Тропинка была в виде террасы и шла вдоль склона. Они спустились почти до самой воды, которая качалась черным маревом огромной зыбкой лодки, плывущей, не разбирая дорог. И лунные блики, словно, таинственные пассажиры во внутренних салонах этой лодки, переходили из зала в зал, танцевали, играли и проигрывали, ухаживали и стрелялись – нескончаемая жизнь в недрах черного мятущегося в своем непостоянстве марева.
„Где?“
„Я не знаю. Сейчас найду. Знаю, где-то здесь“.
Еще шаг вниз и в сторону, носок уперся во что-то твердое. Лихорадочно шаркая ногой, Софья разгребла листья – показался кусок белой мраморной плиты.
„Помогай. Я же говорила. Я чувствовала. Я знала, что ты мне поможешь. Что только ты меня спасешь от гибели“.

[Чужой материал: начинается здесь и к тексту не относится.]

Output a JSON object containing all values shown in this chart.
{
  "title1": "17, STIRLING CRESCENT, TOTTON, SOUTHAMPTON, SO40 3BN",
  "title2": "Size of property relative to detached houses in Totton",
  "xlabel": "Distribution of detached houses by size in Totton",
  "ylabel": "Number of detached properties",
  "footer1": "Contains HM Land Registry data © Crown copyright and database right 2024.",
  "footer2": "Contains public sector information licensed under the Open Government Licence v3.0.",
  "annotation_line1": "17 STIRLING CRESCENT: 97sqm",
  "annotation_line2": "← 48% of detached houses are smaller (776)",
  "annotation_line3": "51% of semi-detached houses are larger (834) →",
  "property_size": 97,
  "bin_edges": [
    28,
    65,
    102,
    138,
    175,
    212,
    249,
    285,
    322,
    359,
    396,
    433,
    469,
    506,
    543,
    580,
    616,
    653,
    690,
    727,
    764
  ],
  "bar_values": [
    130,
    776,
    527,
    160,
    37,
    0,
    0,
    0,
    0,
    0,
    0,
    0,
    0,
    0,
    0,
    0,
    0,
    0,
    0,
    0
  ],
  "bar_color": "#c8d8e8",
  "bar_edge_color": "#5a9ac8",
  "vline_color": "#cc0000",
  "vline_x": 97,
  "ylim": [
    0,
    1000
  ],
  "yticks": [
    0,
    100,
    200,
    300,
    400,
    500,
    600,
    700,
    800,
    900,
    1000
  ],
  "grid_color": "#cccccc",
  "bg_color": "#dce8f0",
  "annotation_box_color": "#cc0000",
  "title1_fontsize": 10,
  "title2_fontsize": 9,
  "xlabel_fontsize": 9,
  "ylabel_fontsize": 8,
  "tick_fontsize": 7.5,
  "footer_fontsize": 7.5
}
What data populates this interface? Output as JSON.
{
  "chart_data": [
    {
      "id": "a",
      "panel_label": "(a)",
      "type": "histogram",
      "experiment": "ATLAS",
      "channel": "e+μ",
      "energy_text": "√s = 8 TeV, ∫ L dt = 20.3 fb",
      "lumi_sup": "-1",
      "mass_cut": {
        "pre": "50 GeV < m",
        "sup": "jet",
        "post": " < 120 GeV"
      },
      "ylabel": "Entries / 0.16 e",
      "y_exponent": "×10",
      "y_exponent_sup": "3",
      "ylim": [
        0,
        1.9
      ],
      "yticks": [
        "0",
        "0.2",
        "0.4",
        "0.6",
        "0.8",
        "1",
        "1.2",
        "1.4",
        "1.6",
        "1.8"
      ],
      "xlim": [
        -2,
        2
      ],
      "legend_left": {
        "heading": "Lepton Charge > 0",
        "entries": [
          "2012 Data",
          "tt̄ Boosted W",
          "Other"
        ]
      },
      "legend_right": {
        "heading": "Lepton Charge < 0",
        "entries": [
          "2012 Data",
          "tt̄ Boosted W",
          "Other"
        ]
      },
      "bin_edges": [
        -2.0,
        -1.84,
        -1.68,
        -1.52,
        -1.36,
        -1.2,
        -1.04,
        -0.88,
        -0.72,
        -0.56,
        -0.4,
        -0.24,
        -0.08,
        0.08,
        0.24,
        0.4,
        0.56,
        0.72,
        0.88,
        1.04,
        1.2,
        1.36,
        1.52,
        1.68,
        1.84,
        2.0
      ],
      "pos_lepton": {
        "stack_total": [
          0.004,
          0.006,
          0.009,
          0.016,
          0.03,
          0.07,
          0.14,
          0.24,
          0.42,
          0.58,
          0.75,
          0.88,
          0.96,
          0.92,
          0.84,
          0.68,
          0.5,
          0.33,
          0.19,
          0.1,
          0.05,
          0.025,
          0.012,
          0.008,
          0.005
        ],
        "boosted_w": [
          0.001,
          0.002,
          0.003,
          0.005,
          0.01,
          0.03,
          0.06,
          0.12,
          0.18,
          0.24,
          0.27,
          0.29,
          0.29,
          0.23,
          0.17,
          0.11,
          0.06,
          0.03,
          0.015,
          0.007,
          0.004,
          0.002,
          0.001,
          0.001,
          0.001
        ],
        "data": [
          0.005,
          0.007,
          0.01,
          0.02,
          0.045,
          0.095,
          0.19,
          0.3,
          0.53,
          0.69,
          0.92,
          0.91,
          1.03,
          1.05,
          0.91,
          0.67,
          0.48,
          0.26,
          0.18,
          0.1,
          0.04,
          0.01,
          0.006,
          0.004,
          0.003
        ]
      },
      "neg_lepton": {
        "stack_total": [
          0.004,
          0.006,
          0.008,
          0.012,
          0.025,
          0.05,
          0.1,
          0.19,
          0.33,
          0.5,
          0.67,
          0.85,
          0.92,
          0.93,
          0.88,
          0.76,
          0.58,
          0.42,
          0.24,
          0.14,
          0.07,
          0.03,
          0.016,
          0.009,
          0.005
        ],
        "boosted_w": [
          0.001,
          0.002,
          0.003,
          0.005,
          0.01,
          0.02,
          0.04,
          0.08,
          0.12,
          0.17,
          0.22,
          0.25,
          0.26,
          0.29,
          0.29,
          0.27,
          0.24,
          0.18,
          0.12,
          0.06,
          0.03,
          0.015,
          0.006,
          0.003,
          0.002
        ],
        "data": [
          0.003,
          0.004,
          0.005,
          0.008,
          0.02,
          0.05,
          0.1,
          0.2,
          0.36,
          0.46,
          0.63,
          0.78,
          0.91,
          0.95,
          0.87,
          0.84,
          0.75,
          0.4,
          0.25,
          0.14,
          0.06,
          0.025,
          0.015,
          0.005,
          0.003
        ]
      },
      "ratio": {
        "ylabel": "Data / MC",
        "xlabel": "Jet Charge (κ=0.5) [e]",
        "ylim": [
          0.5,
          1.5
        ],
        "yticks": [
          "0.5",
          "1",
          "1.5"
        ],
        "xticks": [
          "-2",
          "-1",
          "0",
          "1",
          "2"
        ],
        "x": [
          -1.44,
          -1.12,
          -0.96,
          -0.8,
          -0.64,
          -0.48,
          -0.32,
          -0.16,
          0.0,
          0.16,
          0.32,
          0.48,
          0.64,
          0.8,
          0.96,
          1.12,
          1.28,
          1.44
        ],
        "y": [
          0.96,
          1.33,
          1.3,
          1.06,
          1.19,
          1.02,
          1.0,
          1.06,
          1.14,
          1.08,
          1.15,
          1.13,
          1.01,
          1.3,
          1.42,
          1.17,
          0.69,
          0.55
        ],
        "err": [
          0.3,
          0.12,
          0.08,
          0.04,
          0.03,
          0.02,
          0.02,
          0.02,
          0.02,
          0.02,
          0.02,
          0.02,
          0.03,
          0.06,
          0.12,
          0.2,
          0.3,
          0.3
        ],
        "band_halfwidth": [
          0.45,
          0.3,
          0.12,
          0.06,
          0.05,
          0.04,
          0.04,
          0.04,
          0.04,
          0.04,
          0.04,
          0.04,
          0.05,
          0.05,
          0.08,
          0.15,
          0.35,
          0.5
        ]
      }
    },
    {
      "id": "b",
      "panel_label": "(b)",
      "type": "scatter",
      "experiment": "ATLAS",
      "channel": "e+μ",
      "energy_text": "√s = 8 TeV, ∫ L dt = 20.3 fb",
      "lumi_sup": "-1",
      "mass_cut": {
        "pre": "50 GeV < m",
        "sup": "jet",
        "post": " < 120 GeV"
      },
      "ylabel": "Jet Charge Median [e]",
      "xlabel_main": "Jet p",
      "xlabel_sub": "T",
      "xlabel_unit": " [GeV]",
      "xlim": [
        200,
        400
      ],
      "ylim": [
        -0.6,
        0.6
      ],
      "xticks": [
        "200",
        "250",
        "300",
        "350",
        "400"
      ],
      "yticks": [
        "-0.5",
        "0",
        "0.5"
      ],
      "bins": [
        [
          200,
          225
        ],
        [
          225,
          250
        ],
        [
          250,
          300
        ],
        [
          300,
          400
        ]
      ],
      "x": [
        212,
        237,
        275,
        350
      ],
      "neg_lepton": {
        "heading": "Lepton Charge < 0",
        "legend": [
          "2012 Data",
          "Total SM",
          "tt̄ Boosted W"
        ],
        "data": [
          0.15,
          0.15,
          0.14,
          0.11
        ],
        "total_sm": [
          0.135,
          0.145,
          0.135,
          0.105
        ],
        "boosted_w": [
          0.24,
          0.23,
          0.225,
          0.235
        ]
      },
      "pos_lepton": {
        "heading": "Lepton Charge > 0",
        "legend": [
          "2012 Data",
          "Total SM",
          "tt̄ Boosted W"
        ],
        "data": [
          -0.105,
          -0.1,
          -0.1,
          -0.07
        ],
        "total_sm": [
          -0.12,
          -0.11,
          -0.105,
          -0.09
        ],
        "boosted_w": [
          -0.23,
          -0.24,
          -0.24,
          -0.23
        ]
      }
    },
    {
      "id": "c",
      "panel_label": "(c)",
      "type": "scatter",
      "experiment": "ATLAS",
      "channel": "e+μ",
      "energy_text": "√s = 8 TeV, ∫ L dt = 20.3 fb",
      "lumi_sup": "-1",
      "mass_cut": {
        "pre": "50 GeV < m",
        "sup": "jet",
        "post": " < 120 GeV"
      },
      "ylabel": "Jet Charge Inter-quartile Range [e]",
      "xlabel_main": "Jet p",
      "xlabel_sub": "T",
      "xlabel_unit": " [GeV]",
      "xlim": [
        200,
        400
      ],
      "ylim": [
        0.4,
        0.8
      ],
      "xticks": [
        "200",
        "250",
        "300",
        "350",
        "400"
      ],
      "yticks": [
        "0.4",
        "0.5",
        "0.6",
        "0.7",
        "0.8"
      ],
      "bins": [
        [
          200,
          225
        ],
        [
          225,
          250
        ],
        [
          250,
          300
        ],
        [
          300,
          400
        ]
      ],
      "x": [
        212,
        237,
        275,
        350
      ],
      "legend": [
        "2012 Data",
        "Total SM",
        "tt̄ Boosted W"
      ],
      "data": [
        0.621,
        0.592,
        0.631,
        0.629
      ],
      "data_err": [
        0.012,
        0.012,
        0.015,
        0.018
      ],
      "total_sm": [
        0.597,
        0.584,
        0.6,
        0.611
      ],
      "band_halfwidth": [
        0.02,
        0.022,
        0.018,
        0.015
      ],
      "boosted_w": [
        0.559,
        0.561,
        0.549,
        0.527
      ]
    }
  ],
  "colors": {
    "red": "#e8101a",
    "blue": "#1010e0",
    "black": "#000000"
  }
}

„А ты знала, что к концу нашего широкомасштабного разврата, которое ты называла – распутством века, у меня заболело сердце. Но это бы все ничего. Знаешь, отчего сердце заболело? От стыда. Мне стыдно стало! За тебя“.
„Милый, иди в задницу! Осталось совсем немного. Помоги мне“.
Яйцеголовый хотел было обидеться, но плюнул, и крякнув, с удвоенной силой взялся за расчистку. Наконец, перед ними возникла огромная плита выше человека. Но на плите нет и намека на ручку или петли. Конечно, есть какой-то секрет. Но какой?
Не выдержала Софья.
„Что мне эта плита? Что она мне даст? Все равно я умру“.
„Подожди. Давай посмотрим. Скажи, а что это за язык, на котором сегодня со мной говорила? Я же ничего не понял. Совсем“.
„Ну так что ж. Это моя меланхолия с тобой говорила. Я сама не знаю, что это за язык. На этом языке говорила каждая женщина моего рода. Я знала этот язык всегда. Ну, скажем, как только поняла, что я – это я. Что стоишь! Что делать будем? Давай ее разобьем. Все, мне не жить“.
Приятель вдруг закаменел.
„Подожди“.
Софья, не обращая внимания, тянула яйцеголового в сторону дома.
„Пойдем. Найдем там какую-нибудь железку“.